Half of Fort Snelling’s eight immigration judges formerly represented U.S. Immigration Customs and Enforcement (ICE) in deportation proceedings, though one of them, Mazzie, is also a former immigration attorney. Two mainly worked as state or federal prosecutors and another spent most of her career as a district court judge Just one, Carr, spent her career in immigration legal advocacy.
Approval rates also vary widely between jurisdictions — a series of judges in Atlanta approves less than 5% of asylum cases, and most judges in Houston approve less than 10%. Meanwhile, Immigration Judge Gina Reynolds in Chicago approves 90%, and most judges in that district grant the majority of claims.
Some immigrants move to improve their odds.
Hunter said she’s seen clients who are increasingly savvy about judges’ varying approval rates.

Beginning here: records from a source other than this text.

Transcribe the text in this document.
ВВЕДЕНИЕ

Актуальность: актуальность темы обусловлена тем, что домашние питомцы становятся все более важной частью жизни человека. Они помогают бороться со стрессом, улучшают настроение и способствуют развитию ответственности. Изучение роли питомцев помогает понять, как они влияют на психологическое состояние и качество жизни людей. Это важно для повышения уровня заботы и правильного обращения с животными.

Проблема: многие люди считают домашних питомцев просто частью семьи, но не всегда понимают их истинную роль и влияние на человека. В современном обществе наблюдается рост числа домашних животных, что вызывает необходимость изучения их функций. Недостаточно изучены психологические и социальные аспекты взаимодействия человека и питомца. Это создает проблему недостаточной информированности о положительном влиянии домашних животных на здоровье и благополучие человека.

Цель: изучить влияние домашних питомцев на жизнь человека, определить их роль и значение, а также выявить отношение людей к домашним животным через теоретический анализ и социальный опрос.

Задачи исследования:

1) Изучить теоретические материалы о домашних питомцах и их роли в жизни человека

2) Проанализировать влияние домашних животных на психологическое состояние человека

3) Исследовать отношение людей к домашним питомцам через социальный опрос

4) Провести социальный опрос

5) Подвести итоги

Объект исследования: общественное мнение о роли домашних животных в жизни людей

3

People from a particular country learn that approval rates are better in a different jurisdiction, and they start investigating whether they might fare better in a different court. Particularly when clients have family members living in those locations, “it’s not my place to discourage them from moving.”
“When I first started and grant rates were more uniform, who we got as a judge was less of a consideration, but now having that data and often having clients come in knowing that data, I think you would be doing your client a disservice if you didn’t acknowledge it,” said Hunter, an immigration attorney for 23 years.

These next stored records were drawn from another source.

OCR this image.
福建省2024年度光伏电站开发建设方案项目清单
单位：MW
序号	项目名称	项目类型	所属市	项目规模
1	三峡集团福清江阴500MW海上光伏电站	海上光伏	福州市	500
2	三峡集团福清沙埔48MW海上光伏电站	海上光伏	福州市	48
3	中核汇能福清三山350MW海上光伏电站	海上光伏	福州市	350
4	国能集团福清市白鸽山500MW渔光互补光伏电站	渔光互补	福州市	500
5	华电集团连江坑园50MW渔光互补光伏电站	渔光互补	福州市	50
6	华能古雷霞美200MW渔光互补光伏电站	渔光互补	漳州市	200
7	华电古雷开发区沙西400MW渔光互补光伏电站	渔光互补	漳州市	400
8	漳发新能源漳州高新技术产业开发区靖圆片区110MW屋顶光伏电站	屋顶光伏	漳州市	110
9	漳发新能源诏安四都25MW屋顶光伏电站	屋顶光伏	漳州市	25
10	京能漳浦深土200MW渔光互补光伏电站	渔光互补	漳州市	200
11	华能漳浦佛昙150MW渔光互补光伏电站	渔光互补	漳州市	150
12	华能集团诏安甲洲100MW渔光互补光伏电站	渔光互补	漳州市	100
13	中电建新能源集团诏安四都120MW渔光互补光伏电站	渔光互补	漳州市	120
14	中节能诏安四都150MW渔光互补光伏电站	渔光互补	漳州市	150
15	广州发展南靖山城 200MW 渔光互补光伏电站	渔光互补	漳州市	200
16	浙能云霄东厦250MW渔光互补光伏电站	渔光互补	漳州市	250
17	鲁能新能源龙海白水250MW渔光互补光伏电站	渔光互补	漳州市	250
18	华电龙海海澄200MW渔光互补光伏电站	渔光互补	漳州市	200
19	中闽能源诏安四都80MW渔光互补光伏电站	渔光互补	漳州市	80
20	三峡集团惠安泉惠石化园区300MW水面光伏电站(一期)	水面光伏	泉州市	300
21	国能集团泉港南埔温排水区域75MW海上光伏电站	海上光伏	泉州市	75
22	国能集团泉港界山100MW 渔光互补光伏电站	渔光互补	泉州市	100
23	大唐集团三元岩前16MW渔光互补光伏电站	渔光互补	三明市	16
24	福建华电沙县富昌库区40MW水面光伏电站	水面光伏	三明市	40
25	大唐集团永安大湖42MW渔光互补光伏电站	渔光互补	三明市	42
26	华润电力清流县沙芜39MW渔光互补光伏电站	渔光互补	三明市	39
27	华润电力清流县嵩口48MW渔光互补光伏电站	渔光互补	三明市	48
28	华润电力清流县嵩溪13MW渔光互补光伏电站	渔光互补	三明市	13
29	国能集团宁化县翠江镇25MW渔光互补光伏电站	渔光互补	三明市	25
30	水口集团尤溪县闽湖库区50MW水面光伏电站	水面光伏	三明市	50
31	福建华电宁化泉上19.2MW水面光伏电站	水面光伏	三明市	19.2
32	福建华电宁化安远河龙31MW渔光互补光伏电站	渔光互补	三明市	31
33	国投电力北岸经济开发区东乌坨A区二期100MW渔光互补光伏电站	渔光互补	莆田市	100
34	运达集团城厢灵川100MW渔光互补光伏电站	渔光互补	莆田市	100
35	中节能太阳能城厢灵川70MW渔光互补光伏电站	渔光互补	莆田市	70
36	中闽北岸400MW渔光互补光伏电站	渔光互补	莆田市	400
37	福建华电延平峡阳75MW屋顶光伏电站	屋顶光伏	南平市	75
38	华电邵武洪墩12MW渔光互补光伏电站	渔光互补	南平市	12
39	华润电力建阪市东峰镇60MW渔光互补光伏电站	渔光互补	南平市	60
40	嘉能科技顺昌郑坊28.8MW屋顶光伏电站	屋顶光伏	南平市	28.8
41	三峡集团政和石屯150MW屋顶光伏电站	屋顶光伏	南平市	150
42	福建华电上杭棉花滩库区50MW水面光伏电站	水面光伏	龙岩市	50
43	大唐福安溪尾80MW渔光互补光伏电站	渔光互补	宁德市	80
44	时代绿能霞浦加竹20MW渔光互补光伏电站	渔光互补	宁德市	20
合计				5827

This month, Hunter was scheduled to appear in front of Hansen on behalf of a Somali woman claiming persecution as a victim of genital mutilation and forced marriage. Hunter advised the client that Hansen had a high approval rate and tends to be patient and welcoming. Hunter believed they had a strong argument: case law is well-established that female genital mutilation qualifies for asylum.

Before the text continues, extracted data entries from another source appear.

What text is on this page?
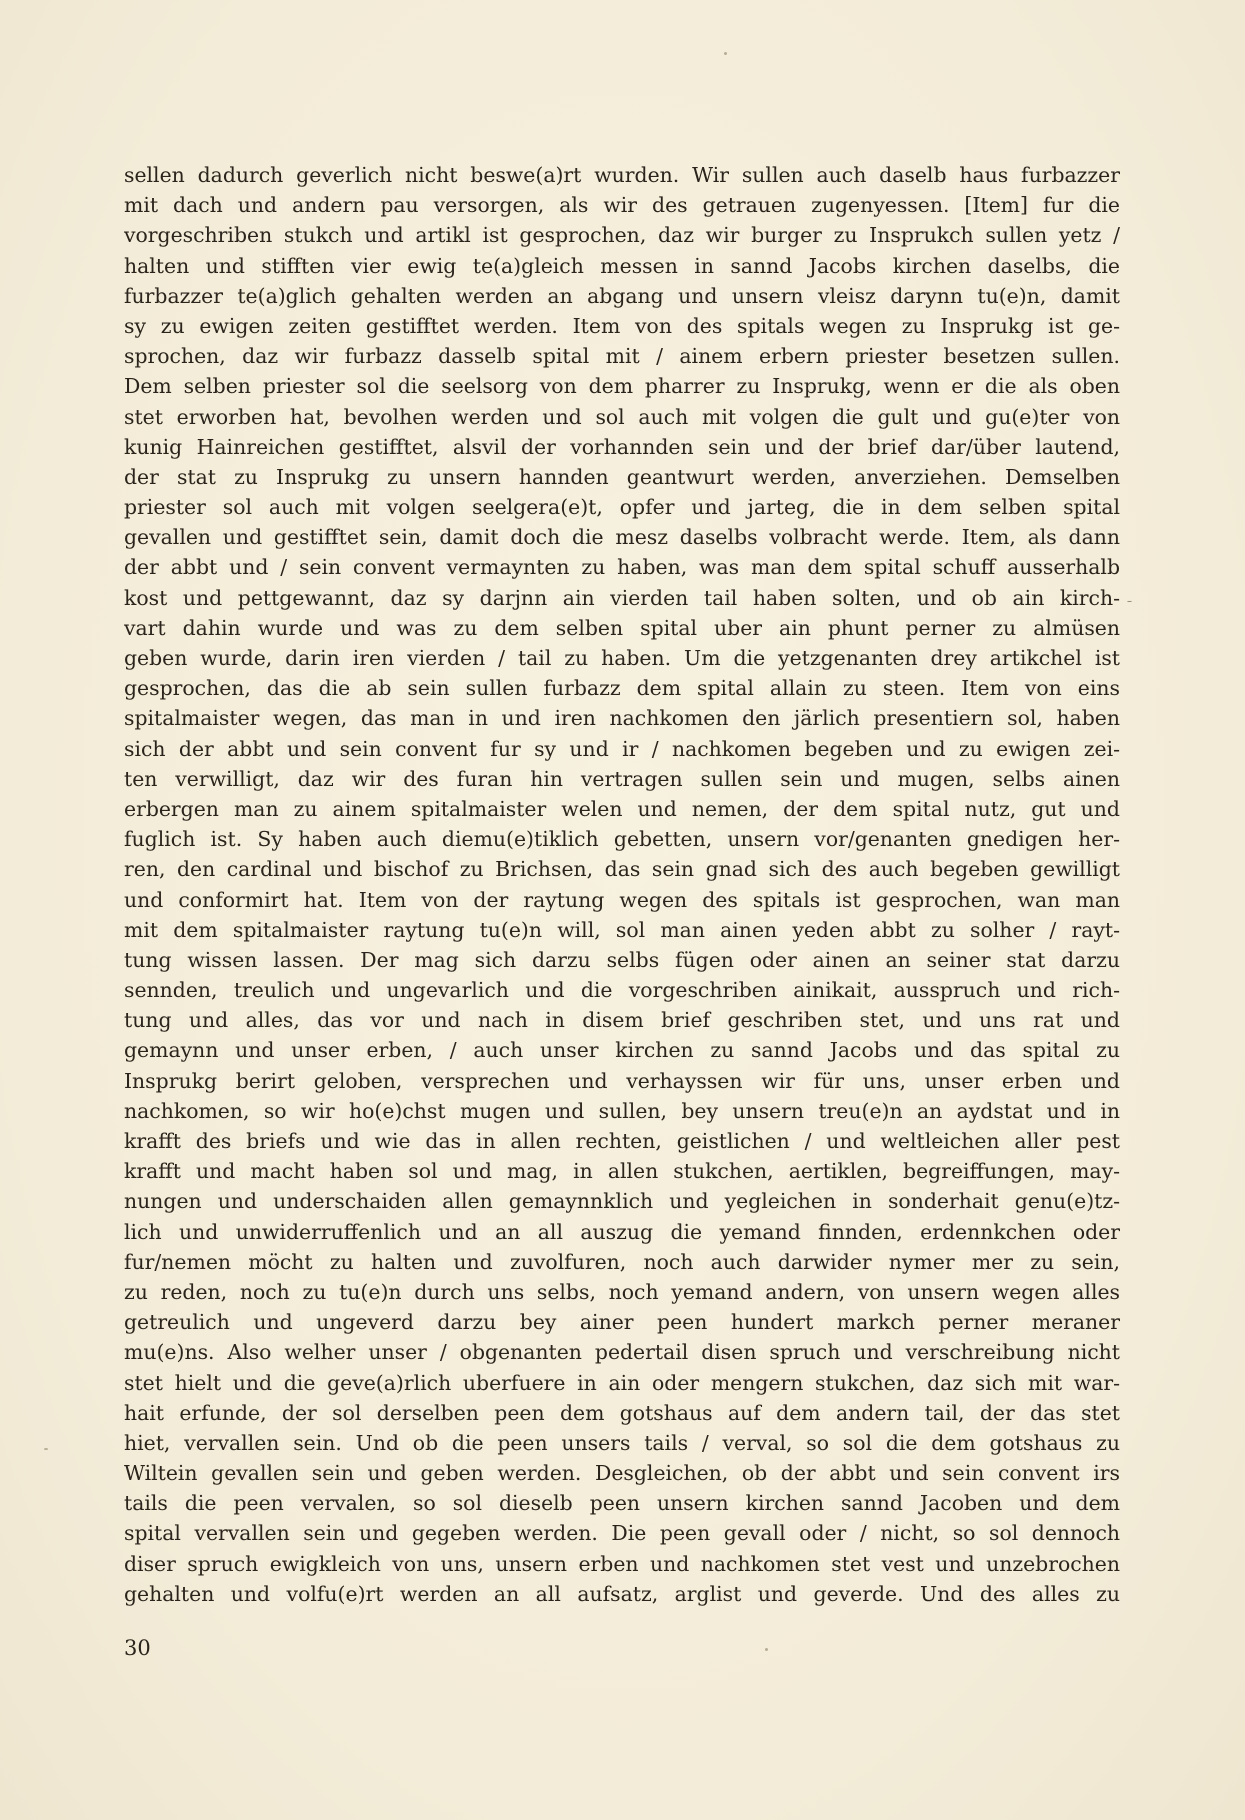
ˍ
sellen dadurch geverlich nicht beswe(a)rt wurden. Wir sullen auch daselb haus furbazzer
mit dach und andern pau versorgen, als wir des getrauen zugenyessen. [Item] fur die
vorgeschriben stukch und artikl ist gesprochen, daz wir burger zu Insprukch sullen yetz /
halten und stifften vier ewig te(a)gleich messen in sannd Jacobs kirchen daselbs, die
furbazzer te(a)glich gehalten werden an abgang und unsern vleisz darynn tu(e)n, damit
sy zu ewigen zeiten gestifftet werden. Item von des spitals wegen zu Insprukg ist ge-
sprochen, daz wir furbazz dasselb spital mit / ainem erbern priester besetzen sullen.
Dem selben priester sol die seelsorg von dem pharrer zu Insprukg, wenn er die als oben
stet erworben hat, bevolhen werden und sol auch mit volgen die gult und gu(e)ter von
kunig Hainreichen gestifftet, alsvil der vorhannden sein und der brief dar/über lautend,
der stat zu Insprukg zu unsern hannden geantwurt werden, anverziehen. Demselben
priester sol auch mit volgen seelgera(e)t, opfer und jarteg, die in dem selben spital
gevallen und gestifftet sein, damit doch die mesz daselbs volbracht werde. Item, als dann
der abbt und / sein convent vermaynten zu haben, was man dem spital schuff ausserhalb
kost und pettgewannt, daz sy darjnn ain vierden tail haben solten, und ob ain kirch-
vart dahin wurde und was zu dem selben spital uber ain phunt perner zu almüsen
geben wurde, darin iren vierden / tail zu haben. Um die yetzgenanten drey artikchel ist
gesprochen, das die ab sein sullen furbazz dem spital allain zu steen. Item von eins
spitalmaister wegen, das man in und iren nachkomen den järlich presentiern sol, haben
sich der abbt und sein convent fur sy und ir / nachkomen begeben und zu ewigen zei-
ten verwilligt, daz wir des furan hin vertragen sullen sein und mugen, selbs ainen
erbergen man zu ainem spitalmaister welen und nemen, der dem spital nutz, gut und
fuglich ist. Sy haben auch diemu(e)tiklich gebetten, unsern vor/genanten gnedigen her-
ren, den cardinal und bischof zu Brichsen, das sein gnad sich des auch begeben gewilligt
und conformirt hat. Item von der raytung wegen des spitals ist gesprochen, wan man
mit dem spitalmaister raytung tu(e)n will, sol man ainen yeden abbt zu solher / rayt-
tung wissen lassen. Der mag sich darzu selbs fügen oder ainen an seiner stat darzu
sennden, treulich und ungevarlich und die vorgeschriben ainikait, ausspruch und rich-
tung und alles, das vor und nach in disem brief geschriben stet, und uns rat und
gemaynn und unser erben, / auch unser kirchen zu sannd Jacobs und das spital zu
Insprukg berirt geloben, versprechen und verhayssen wir für uns, unser erben und
nachkomen, so wir ho(e)chst mugen und sullen, bey unsern treu(e)n an aydstat und in
krafft des briefs und wie das in allen rechten, geistlichen / und weltleichen aller pest
krafft und macht haben sol und mag, in allen stukchen, aertiklen, begreiffungen, may-
nungen und underschaiden allen gemaynnklich und yegleichen in sonderhait genu(e)tz-
lich und unwiderruffenlich und an all auszug die yemand finnden, erdennkchen oder
fur/nemen möcht zu halten und zuvolfuren, noch auch darwider nymer mer zu sein,
zu reden, noch zu tu(e)n durch uns selbs, noch yemand andern, von unsern wegen alles
getreulich und ungeverd darzu bey ainer peen hundert markch perner meraner
mu(e)ns. Also welher unser / obgenanten pedertail disen spruch und verschreibung nicht
stet hielt und die geve(a)rlich uberfuere in ain oder mengern stukchen, daz sich mit war-
hait erfunde, der sol derselben peen dem gotshaus auf dem andern tail, der das stet
hiet, vervallen sein. Und ob die peen unsers tails / verval, so sol die dem gotshaus zu
Wiltein gevallen sein und geben werden. Desgleichen, ob der abbt und sein convent irs
tails die peen vervalen, so sol dieselb peen unsern kirchen sannd Jacoben und dem
spital vervallen sein und gegeben werden. Die peen gevall oder / nicht, so sol dennoch
diser spruch ewigkleich von uns, unsern erben und nachkomen stet vest und unzebrochen
gehalten und volfu(e)rt werden an all aufsatz, arglist und geverde. Und des alles zu
30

But the day before their hearing, Hunter learned they would be reassigned to a different judge: Kalin Ivany, formerly a longtime attorney representing the Department of Homeland Security in immigrant removal proceedings. She was appointed to the bench in November. As they waited outside the immigration court, Hunter told the client that the judge was new and there wasn’t much information on her.
During the hearing, the opposing government attorney asked the Somali woman detailed questions about her claims: that she was forced to marry a senior citizen at age 17, and when her husband died a few years later, his family began pressuring her to marry his brother. When she refused and her own brother tried to intervene, the family killed him and kidnapped her sister. The Somali woman left her baby with family and fled, crossing the Mexican border into the U.S. The woman later said she had been nervous, but in court she steadily answered each inquiry.
After an hour, Ivany granted her asylum. The judge said evidence is clear that the Somali government is not taking meaningful steps to stop female genital mutilation; it is reluctant to investigate forced marriage, and reporting gender-based violence often results in harm to women who complain.
Afterward, the woman who won her case told the Star Tribune that she knew about the judges’ varying approval rates but “I just wanted to tell my story and was hoping that would be enough.”